No es fácil hablar y trabajar por la reconciliación en un contexto como el colombiano. La polarización que vive nuestra sociedad se ve reflejada en la manera como se asume y se debate la posibilidad de la reconciliación entre nosotros. Para algunas organizaciones de víctimas y defensores de derechos humanos hablar de reconciliación es no reconocer el derecho de las víctimas a la verdad, la justicia y la reparación, condenándolas de esa forma a la impunidad.

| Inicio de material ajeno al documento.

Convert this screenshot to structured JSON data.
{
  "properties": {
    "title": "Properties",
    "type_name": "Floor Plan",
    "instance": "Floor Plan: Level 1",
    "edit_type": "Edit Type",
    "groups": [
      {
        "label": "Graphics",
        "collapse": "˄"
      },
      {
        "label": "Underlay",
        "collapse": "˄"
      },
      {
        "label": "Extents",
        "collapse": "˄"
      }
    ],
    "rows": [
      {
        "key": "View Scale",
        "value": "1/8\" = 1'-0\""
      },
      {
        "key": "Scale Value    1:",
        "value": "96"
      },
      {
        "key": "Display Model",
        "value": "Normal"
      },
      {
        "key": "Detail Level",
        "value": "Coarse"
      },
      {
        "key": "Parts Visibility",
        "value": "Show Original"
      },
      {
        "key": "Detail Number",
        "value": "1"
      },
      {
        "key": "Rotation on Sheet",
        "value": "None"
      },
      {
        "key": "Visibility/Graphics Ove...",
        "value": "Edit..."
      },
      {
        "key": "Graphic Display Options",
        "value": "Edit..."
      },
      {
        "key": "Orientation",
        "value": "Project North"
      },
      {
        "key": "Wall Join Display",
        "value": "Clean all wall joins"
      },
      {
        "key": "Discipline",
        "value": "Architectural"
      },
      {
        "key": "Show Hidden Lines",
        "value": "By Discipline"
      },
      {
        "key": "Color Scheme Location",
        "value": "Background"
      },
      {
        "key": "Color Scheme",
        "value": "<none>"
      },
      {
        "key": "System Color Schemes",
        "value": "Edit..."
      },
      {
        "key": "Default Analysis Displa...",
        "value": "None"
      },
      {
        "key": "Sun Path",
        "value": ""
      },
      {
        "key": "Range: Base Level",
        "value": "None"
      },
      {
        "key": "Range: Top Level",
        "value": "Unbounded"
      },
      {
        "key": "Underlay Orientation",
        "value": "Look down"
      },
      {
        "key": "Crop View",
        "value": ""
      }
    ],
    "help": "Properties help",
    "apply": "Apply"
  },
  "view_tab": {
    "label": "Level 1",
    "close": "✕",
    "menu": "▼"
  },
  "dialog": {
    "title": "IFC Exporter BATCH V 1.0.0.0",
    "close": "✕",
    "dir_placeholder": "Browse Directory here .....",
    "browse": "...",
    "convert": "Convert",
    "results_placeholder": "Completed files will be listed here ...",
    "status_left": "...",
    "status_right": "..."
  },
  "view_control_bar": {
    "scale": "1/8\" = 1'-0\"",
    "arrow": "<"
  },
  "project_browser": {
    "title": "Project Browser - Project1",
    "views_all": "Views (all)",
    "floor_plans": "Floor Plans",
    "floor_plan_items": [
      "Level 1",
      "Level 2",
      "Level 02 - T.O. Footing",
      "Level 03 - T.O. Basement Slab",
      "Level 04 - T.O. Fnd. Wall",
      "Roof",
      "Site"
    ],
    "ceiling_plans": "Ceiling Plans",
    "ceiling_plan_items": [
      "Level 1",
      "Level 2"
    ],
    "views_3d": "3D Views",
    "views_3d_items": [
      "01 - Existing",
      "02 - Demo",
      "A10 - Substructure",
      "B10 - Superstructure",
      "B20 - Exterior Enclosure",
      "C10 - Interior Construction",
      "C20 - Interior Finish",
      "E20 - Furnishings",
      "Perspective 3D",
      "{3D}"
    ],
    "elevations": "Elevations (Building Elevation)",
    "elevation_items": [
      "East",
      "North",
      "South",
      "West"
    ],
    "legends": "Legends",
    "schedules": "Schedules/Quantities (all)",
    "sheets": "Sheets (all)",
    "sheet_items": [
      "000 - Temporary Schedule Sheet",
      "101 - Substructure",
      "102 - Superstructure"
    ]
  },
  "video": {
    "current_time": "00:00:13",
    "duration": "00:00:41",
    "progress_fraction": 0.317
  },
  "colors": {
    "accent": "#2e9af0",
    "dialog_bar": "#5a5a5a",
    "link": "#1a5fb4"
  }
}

Para otros sectores de la sociedad la reconciliación es perdonar y olvidar, pasando cuanto antes la página de la violencia vivida y suprimiendo su recuerdo. Para otros la reconciliación se limita a un proceso legal y administrativo que busca zanjar las cuentas con el pasado, sin mirar necesariamente las condiciones subjetivas de los que han sufrido la violencia.

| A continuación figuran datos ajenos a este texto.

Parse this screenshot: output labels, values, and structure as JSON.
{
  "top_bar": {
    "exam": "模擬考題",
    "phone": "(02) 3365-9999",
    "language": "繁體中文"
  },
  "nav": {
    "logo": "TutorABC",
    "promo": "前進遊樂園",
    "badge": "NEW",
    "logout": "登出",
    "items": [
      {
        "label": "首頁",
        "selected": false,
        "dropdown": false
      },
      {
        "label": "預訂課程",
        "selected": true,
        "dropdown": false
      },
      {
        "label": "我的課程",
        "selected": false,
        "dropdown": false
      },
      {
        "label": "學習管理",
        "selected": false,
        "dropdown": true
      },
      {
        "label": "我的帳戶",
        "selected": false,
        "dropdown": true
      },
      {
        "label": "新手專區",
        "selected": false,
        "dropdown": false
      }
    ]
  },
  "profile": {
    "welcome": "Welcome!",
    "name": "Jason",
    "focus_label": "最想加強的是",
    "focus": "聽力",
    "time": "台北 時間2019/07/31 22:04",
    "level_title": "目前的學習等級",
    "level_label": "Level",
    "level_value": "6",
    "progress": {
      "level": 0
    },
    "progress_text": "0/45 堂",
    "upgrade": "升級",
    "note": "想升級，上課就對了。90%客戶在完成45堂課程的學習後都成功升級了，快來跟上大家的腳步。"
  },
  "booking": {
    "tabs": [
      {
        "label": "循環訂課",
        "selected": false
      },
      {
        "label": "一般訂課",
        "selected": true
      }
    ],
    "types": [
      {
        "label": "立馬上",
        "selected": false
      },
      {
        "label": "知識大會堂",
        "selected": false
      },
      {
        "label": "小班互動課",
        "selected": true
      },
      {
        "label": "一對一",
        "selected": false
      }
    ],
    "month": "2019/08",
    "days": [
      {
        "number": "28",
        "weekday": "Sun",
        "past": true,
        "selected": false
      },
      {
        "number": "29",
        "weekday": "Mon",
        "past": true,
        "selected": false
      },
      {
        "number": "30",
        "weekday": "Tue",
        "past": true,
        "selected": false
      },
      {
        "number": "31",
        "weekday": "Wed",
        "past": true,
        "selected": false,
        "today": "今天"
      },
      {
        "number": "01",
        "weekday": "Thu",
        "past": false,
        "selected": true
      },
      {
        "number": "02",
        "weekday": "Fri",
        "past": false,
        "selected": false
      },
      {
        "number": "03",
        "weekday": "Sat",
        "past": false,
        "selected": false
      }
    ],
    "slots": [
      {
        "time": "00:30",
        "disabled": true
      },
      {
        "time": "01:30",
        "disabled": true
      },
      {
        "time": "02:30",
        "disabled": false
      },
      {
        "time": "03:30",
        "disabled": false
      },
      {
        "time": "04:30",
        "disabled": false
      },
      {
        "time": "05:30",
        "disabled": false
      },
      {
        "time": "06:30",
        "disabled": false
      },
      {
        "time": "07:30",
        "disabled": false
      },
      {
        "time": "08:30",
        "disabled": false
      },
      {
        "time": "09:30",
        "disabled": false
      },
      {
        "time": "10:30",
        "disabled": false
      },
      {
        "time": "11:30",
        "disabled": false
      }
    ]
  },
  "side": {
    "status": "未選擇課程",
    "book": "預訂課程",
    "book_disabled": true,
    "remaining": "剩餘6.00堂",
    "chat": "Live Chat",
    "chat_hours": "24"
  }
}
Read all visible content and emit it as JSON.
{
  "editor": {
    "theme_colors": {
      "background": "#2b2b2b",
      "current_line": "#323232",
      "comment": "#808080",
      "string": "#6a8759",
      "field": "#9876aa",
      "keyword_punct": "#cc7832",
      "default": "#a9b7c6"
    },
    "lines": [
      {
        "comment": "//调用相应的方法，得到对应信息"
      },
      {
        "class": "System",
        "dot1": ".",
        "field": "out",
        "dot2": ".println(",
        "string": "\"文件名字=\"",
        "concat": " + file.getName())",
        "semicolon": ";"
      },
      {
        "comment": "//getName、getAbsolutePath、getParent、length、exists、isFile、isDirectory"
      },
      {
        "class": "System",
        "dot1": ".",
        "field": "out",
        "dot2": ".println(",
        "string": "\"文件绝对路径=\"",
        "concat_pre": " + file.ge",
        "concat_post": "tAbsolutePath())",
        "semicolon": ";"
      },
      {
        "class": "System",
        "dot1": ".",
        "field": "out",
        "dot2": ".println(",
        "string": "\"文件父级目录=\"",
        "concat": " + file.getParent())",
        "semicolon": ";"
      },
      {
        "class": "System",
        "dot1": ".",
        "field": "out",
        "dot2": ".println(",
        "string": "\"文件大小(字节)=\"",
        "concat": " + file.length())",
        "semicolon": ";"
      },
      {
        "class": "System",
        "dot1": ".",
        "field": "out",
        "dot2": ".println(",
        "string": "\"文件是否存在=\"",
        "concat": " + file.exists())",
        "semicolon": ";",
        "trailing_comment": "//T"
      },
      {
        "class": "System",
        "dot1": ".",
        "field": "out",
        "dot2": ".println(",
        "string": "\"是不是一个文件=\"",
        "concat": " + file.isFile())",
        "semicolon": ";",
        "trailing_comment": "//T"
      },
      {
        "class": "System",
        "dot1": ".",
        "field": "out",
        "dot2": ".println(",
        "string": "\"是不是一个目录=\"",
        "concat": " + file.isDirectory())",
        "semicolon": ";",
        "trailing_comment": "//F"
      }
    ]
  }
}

Estas distintas perspectivas plantean un reto importante a los actores de Iglesia que quieren contribuir a la reconciliación y el perdón en la sociedad colombiana; no siempre hay claridad sobre lo que se está entendiendo por reconciliación y cómo esta se vincula con la necesaria atención que debe prestarse a las víctimas de la violencia y los abusos. “Con demasiada frecuencia escuchamos llamamientos a la reconciliación realizados por gente situada al margen de la realidad de violencia y sufrimiento” (Schreiter, 1998: 26). Estos llamados, sin un claro horizonte de lo que es la reconciliación, difícilmente logran suscitar la dinámica sanadora que puede reconstruir la humanidad de los que han sufrido la violencia e incluso tienen el riesgo de revictimizarlos. De ahí el reto que tenemos como Iglesia de precisar el marco en el que podemos promover la exigente y necesaria tarea de trabajar por la reconciliación, el perdón y la paz.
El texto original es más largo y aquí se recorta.